À Beit Jala, c’était un restaurant apprécié pour sa cuisine et sa convivialité. « L’endroit est magnifique, la nourriture succulente et les propriétaires sont adorables […]. Si vous passez par Beit Jala, un arrêt à Al Makhrour est obligatoire », commentait en 2015 un internaute sur la page Facebook du restaurant. Dans cette vallée catholique située à l’ouest de Bethléem, en Cisjordanie, et classée depuis 2014 au patrimoine mondial de l’Unesco pour ses champs d’oliviers et ses vignes, le restaurant de la famille Quasieh n’est pourtant plus qu’un tas de ruines surmonté de clôtures.

Le 31 juillet, des colons israéliens ont saisi le terrain de 5 000 m2 avec l’appui de l’armée et délogé cette famille franco-palestinienne, au motif qu’elle n’est pas propriétaire des terres. « Nous sommes visés parce que nous refusons la politique sioniste du gouvernement », dénonce au téléphone Michelle Quasieh, Franco-Israélienne de 54 ans. C’est son mari, Ramzi, qui a hérité du terrain. En 2001, ce Palestinien y a entrepris l’ouverture d’un restaurant avec sa femme et leurs quatre enfants. D’abord sans électricité, avant que des panneaux solaires ne remédient au problème. Pendant des années, des centaines de touristes de passage à Bethléem, s’y sont arrêtés pour manger une salade, avant de reprendre leur randonnée dans les vallées verdoyantes. Face au succès de leur enseigne, la famille a décidé d’y accoler en 2012 une maison, qui servait aussi de chapelle à l’occasion de fêtes religieuses.

Une lutte contre l’accaparement des terres palestiniennes

Depuis 1967 et l’invasion de la Cisjordanie par l’État hébreu, près de 500 000 Israéliens et 3 millions de Palestiniens cohabitent sur ce territoire. La vallée du Makhrour a longtemps été épargnée par les colonies sauvages, mais les ennuis ont commencé en 2012, lorsqu’un avant-poste israélien – une colonie non autorisée par le gouvernement – y a été construit. La famille Quasieh n’ayant pas de permis de construire valable pour la maison, le restaurant est détruit une première fois.
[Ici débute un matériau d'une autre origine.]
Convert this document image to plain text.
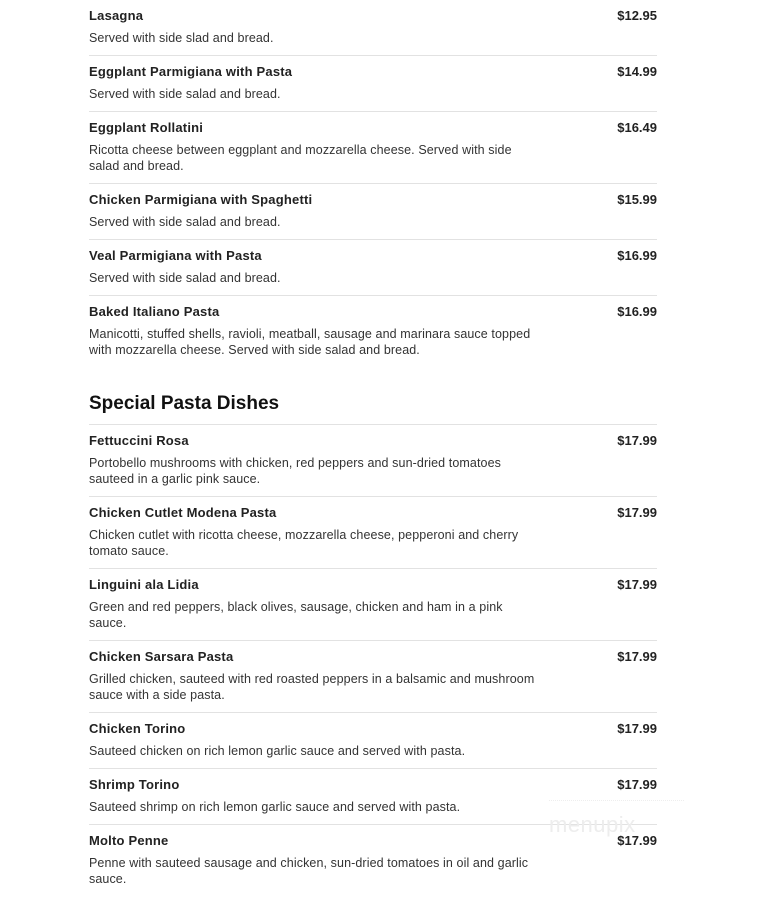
Lasagna
Served with side slad and bread.
$12.95
Eggplant Parmigiana with Pasta
Served with side salad and bread.
$14.99
Eggplant Rollatini
Ricotta cheese between eggplant and mozzarella cheese. Served with side salad and bread.
$16.49
Chicken Parmigiana with Spaghetti
Served with side salad and bread.
$15.99
Veal Parmigiana with Pasta
Served with side salad and bread.
$16.99
Baked Italiano Pasta
Manicotti, stuffed shells, ravioli, meatball, sausage and marinara sauce topped with mozzarella cheese. Served with side salad and bread.
$16.99
Special Pasta Dishes
Fettuccini Rosa
Portobello mushrooms with chicken, red peppers and sun-dried tomatoes sauteed in a garlic pink sauce.
$17.99
Chicken Cutlet Modena Pasta
Chicken cutlet with ricotta cheese, mozzarella cheese, pepperoni and cherry tomato sauce.
$17.99
Linguini ala Lidia
Green and red peppers, black olives, sausage, chicken and ham in a pink sauce.
$17.99
Chicken Sarsara Pasta
Grilled chicken, sauteed with red roasted peppers in a balsamic and mushroom sauce with a side pasta.
$17.99
Chicken Torino
Sauteed chicken on rich lemon garlic sauce and served with pasta.
$17.99
Shrimp Torino
Sauteed shrimp on rich lemon garlic sauce and served with pasta.
$17.99
Molto Penne
Penne with sauteed sausage and chicken, sun-dried tomatoes in oil and garlic sauce.
$17.99
menupix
Le porte-parole du conseil régional du Gush Etzion, groupe de colonies juives au sud de Bethléem, assure que le terrain contesté est la propriété d’une filiale du Fonds national juif depuis 1969. « Il y a 20 ans, la famille Kasiya [sic] l’a envahie illégalement », nous répond-t-il.

La famille Quasieh, qui assure le contraire, a reconstruit son restaurant, avant que celui-ci ne soit de nouveau démoli en 2013, puis en 2015. En 2019, la famille décide de porter l’affaire devant la justice pour faire entendre ses droits. Mais en 2023, un tribunal civil de Jérusalem a donné raison à l’entreprise israélienne et validé l’expropriation.

La famille Qasieh est loin d’être la seule dans ce cas : pour des raisons historiques, la plupart des terres privées en Cisjordanie ne sont pas officiellement enregistrées, ce qui permet à Israël de se les approprier plus facilement. En juin dernier, l’État hébreu s’est ainsi accaparé plus de 1 200 hectares de terres en Cisjordanie, un record en trois décennies.

Une escalade de la colonisation israélienne

Pour empêcher une énième reconstruction du restaurant, l’armée israélienne a décrété une « zone militaire fermée » autour du terrain, empêchant quiconque d’y pénétrer jusqu’au 1er septembre. Soutenus par l’armée, les colons ne sont pas inquiets. Ils savent que les avant-postes construits aux alentours ne seront bientôt plus considérés comme illégaux par le gouvernement, même si le droit international ne reconnaît aucune de ces colonies. Fin juin, le ministre des Finances israélien d’extrême droite et administrateur des colonies en Cisjordanie, Bezalel Smotrich, a annoncé la légalisation de cinq colonies « sauvages », soit 1 270 hectares, en réponse à la décision unilatérale de cinq pays de reconnaître l’État de Palestine (Norvège, Irlande, Espagne, Estonie et Arménie).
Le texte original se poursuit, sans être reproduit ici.